É claro que as “reformas” em curso visando o aprimoramento do desempenho das universidades/fábricas visando uma integração competitiva no mundo da globalização contemporânea não promovem qualquer “ironia tecnocientífica”.
Isso implicaria reconhecer e reafirmar uma primordial independência do conhecimento, sua autonomia com respeito as imposições da “razão de mercado”, da “razão de Estado” ou qualquer eco ao “discurso da servidão voluntária” (E. de la Boétie).
H. Lefèbvre, em meio à Revolta de 1968, advertia aos portadores de uma certa miopia contestatória, de suposta raiz marxista, que a lógica formal não é uma mera forma superestrutural, perecível junto com a “morte” de relações estruturais da “base” econômica que a tenham engendrado. Em outras palavras, a lógica é indestrutível. E, como nos aponta H. A. Steger, a lógica “aparece em nossa civilização como o modo estável de conhecimento. 
  • E essa natureza global e unitária do conhecimento é vitalizada pela pesquisa e a aplicação prática”. Nesse contexto, a tarefa da produção do “ouro da razão” não pode ser confundida com irracionalismos diversos, que jogam fora a criança junto com a água suja do banho. 

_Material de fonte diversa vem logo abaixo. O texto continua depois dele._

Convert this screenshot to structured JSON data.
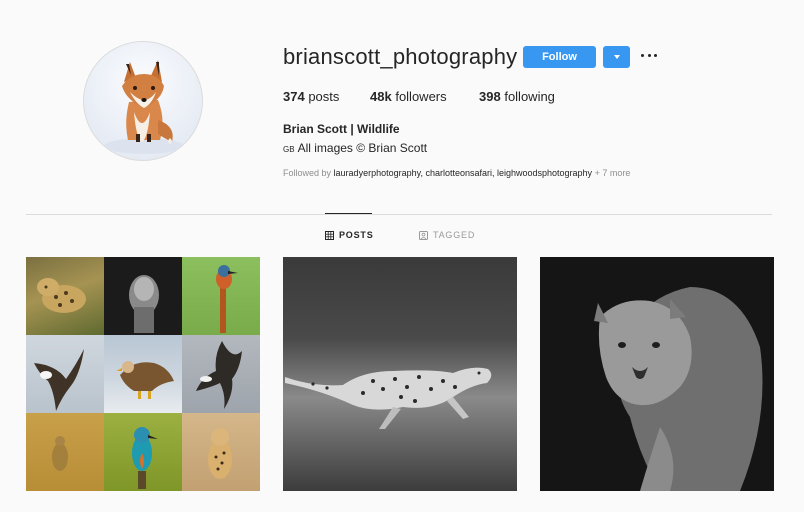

A “ouro da razão” está ali, onde a comunidade de intelectuais universitários ousa uma “reconstrução do conhecimento” expropriando seus expropriadores, e “isso é necessário para libertar o conhecimento de sua servidão, mas sem destruí-lo, num processo similar à restauração de um precioso quadro, transferindo-o de uma moldura para outra”.
  • Atualizar o exemplo de Humboldt no Brasil hoje implica repensar a questão “ciência e universidade” desde o fundamento, e traduzir esse pensamento para uma solução própria, não para uma cópia anacrônica. É não se deixar “herodianizar”, vivendo como uma “elite intelectual” que tem apenas os pés na Palestina, mas a cabeça em Roma, e que tantas vezes traveste a “excelência acadêmica” na medíocre mimésis de uma produção seriada de papers para revistas científicas de circulação internacional. Uma “elite intelectual” desenraizada de seu povo, seu lugar, sua história.
Somente o esforço por nos tornarmos o que somos pode fazer da herança universitária humboldtiana uma tarefa. E de Humboldt nosso contemporâneo.

Referências:

DUPUY, J. P. & ROBERT, J. La Trahison de l’Opulance. Paris, PUF, 1976.
HUMBOLDT, W.v. Ideen zu einem Versuch die Grenzen der Wirksamkeit des Staats zu bestimmen. Stuttgart, Reclam Verlag, 1978.
LEFÈBVRE, H. L’Irruption de Nanterre au Sommet. Paris, Anthropos, 1968.
SCHELSKY, H. Einsamkeit und Freiheit. Idee und Gestalt der deutschen Universität und ihrer Reformen. Reinbek bei Hamburg, Rowohlt Taschenbuch Verlag, 1963.
STEGER, H. A. (ed.) Alternatives in Education. Wilhelm Fink Verlag. Munique, 1984.